Aunque el sueño americano continuó, aquella especie de corte neoyorquina de los Medici no tardó en sucumbir. Según explica Gary Lawrence, “en la isla de Manhattan llegó un punto en el que la ciudad ya solo podía crecer hacia arriba”, y así por ejemplo el terreno del Petit Château de Ava Vanderbilt lo ocupa ahora el rascacielos 660 Fifth Avenue. La misma suerte corrió la casa de su primo Cornelius II, sustituida menos de 50 años después de ser construida por los almacenes Bergdorf Goodman, aunque en Manhattan quedan algunos remanentes de la misma: las puertas de la entrada están ahora Central Park, y la gran chimenea puede contemplarse en el Metropolitan Museum of Art. En cuanto a las mansiones de recreo que los millonarios se habían hecho en otros lugares com Newport, entraron en decadencia a medida que el abismo que los separaba de la gente corriente fue disminuyendo. “Eran casas muy costosas de mantener, y aunque hasta principios del siglo XX los ricos apenas pagaban impuestos, su situación privilegiada pronto cambió”, apunta Gary Lawrence. “Además, los sirvientes dejaron de querer vivir aislados en solitarias casas de campo y empezaron a buscarse trabajos mejores pagados en las numerosas tiendas y oficinas de las ciudades”.

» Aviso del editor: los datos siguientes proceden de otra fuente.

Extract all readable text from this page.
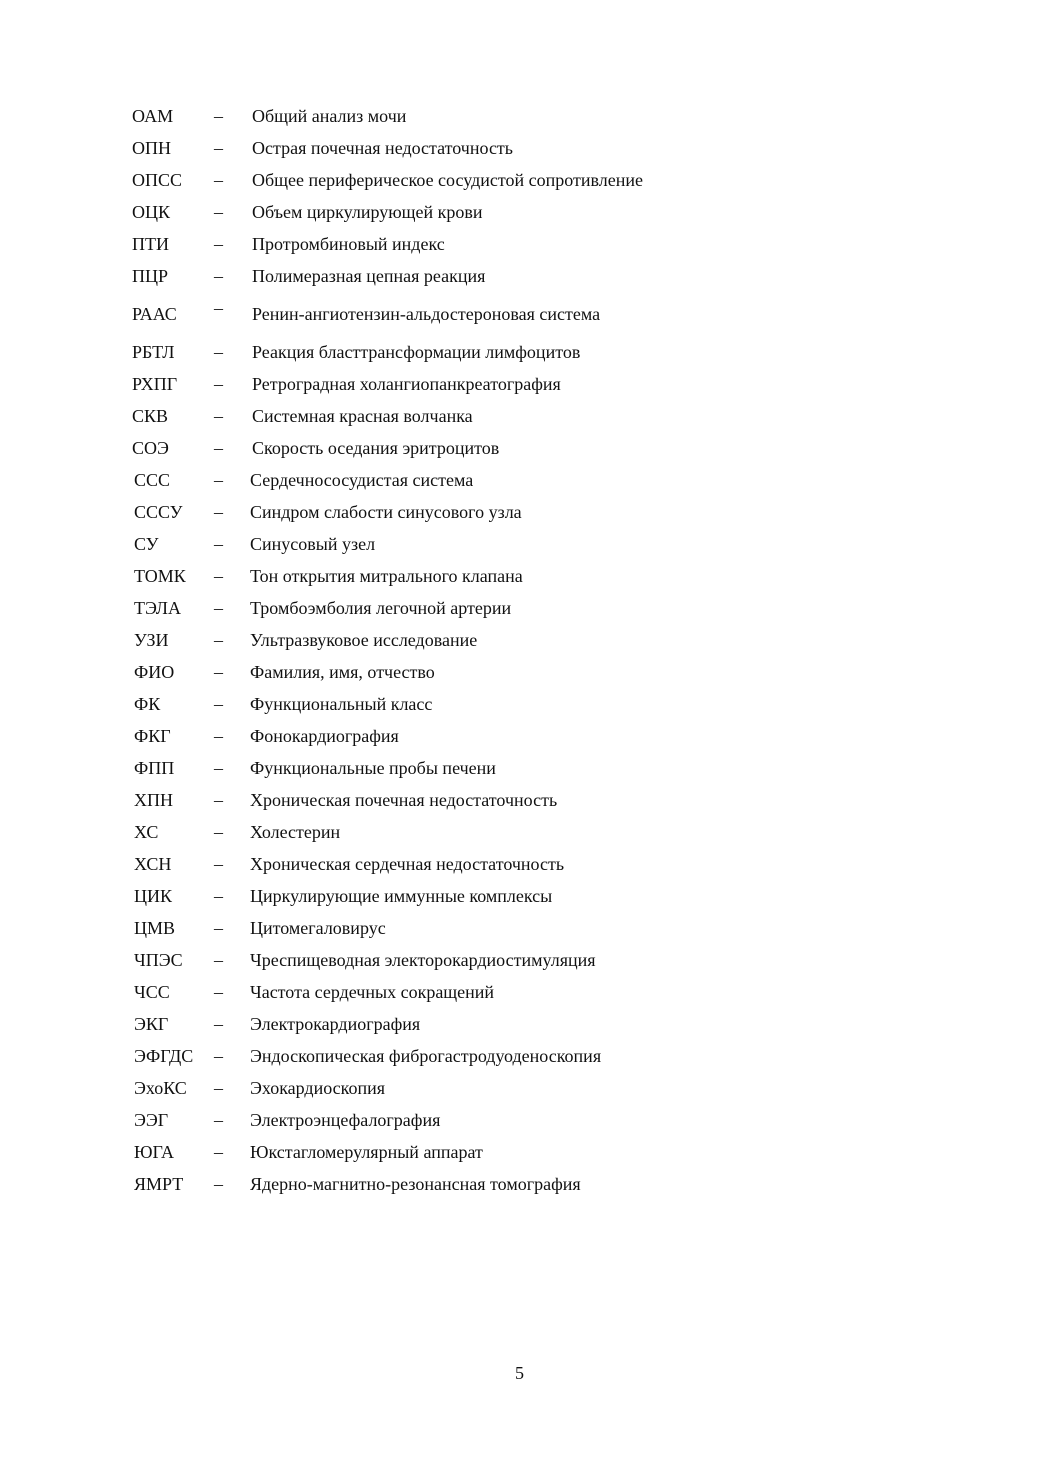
ОАМ – Общий анализ мочи
ОПН – Острая почечная недостаточность
ОПСС – Общее периферическое сосудистой сопротивление
ОЦК – Объем циркулирующей крови
ПТИ	– Протромбиновый индекс
ПЦР	– Полимеразная цепная реакция
РААС – Ренин-ангиотензин-альдостероновая система
РБТЛ – Реакция бласттрансформации лимфоцитов
РХПГ – Ретроградная холангиопанкреатография
СКВ	– Системная красная волчанка
СОЭ	– Скорость оседания эритроцитов
ССС – Сердечнососудистая система
СССУ – Синдром слабости синусового узла
СУ	– Синусовый узел
ТОМК – Тон открытия митрального клапана
ТЭЛА – Тромбоэмболия легочной артерии
УЗИ	– Ультразвуковое исследование
ФИО – Фамилия, имя, отчество
ФК	– Функциональный класс
ФКГ – Фонокардиография
ФПП – Функциональные пробы печени
ХПН – Хроническая почечная недостаточность
ХС	– Холестерин
ХСН – Хроническая сердечная недостаточность
ЦИК – Циркулирующие иммунные комплексы
ЦМВ – Цитомегаловирус
ЧПЭС – Чреспищеводная электорокардиостимуляция
ЧСС – Частота сердечных сокращений
ЭКГ	– Электрокардиография
ЭФГДС – Эндоскопическая фиброгастродуоденоскопия
ЭхоКС – Эхокардиоскопия
ЭЭГ	– Электроэнцефалография
ЮГА – Юкстагломерулярный аппарат
ЯМРТ – Ядерно-магнитно-резонансная томография
5
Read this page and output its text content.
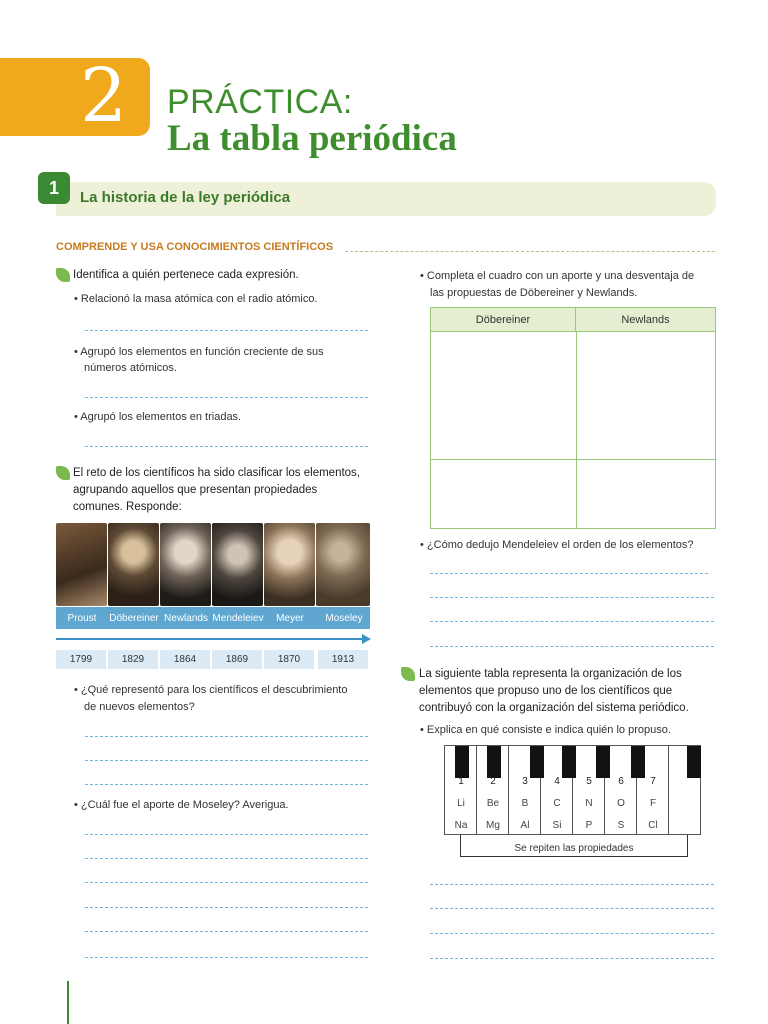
2 PRÁCTICA:
La tabla periódica
1	La historia de la ley periódica
COMPRENDE Y USA CONOCIMIENTOS CIENTÍFICOS
Identifica a quién pertenece cada expresión.
• Relacionó la masa atómica con el radio atómico.
• Agrupó los elementos en función creciente de sus
números atómicos.
• Agrupó los elementos en triadas.
El reto de los científicos ha sido clasificar los elementos,
agrupando aquellos que presentan propiedades
comunes. Responde:
Proust	Döbereiner Newlands Mendeleiev	Meyer	Moseley
1799	1829	1864	1869	1870	1913
• ¿Qué representó para los científicos el descubrimiento
de nuevos elementos?
• ¿Cuál fue el aporte de Moseley? Averigua.
• Completa el cuadro con un aporte y una desventaja de
las propuestas de Döbereiner y Newlands.
Döbereiner	Newlands
• ¿Cómo dedujo Mendeleiev el orden de los elementos?
La siguiente tabla representa la organización de los
elementos que propuso uno de los científicos que
contribuyó con la organización del sistema periódico.
• Explica en qué consiste e indica quién lo propuso.
1	2	3	4	5	6	7
Li	Be	B	C	N	O	F
Na	Mg	Al	Si	P	S	Cl
Se repiten las propiedades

En Nueva York, hoy solo algunas de las mansiones de la Edad Dorada siguen en pie. Diseñada por Richard Morris Hunt en estilo neoclásico, la antigua residencia de Henry Clay Frick alberga desde los años treinta un magnífico museo sobre su colección de arte, y aunque ahora otros edificios más altos le hacen sombra, el château de J. R. De Lamar (comprado por Polonia para su consulado) sigue alzándose altanero frente a la casa de J. P. Morgan, sede de la biblioteca y museo fundados por este magnate.
“En cierta manera, la ciudad de las grandes mansiones y la de los rascacielos se crearon la una a la otra, porque aparte de una mansión que reflejara su nuevo estatus los industriales de la Edad Dorada también querían rascacielos que llevaran su nombre o el de sus empresas, y a menudo contrataban para hacerlos a los mismos arquitectos que habían construido sus casas”, afirma Gary Lawrence. “Además, aunque pareciesen antiguas las mansiones de aquellos años estaban hechas con estructuras de acero al igual que los rascacielos y contaban con los últimos avances en electricidad, seguridad anti incendios y sistemas sanitarios. Lo sorprendente es que, mientras que los viejos edificios que habían tomado como modelo siguen en pie desde hace siglos, edificios mucha más avanzados tecnológicamente como fueron las mansiones de la Gilded Age fueron derruidos en menos de cincuenta años”.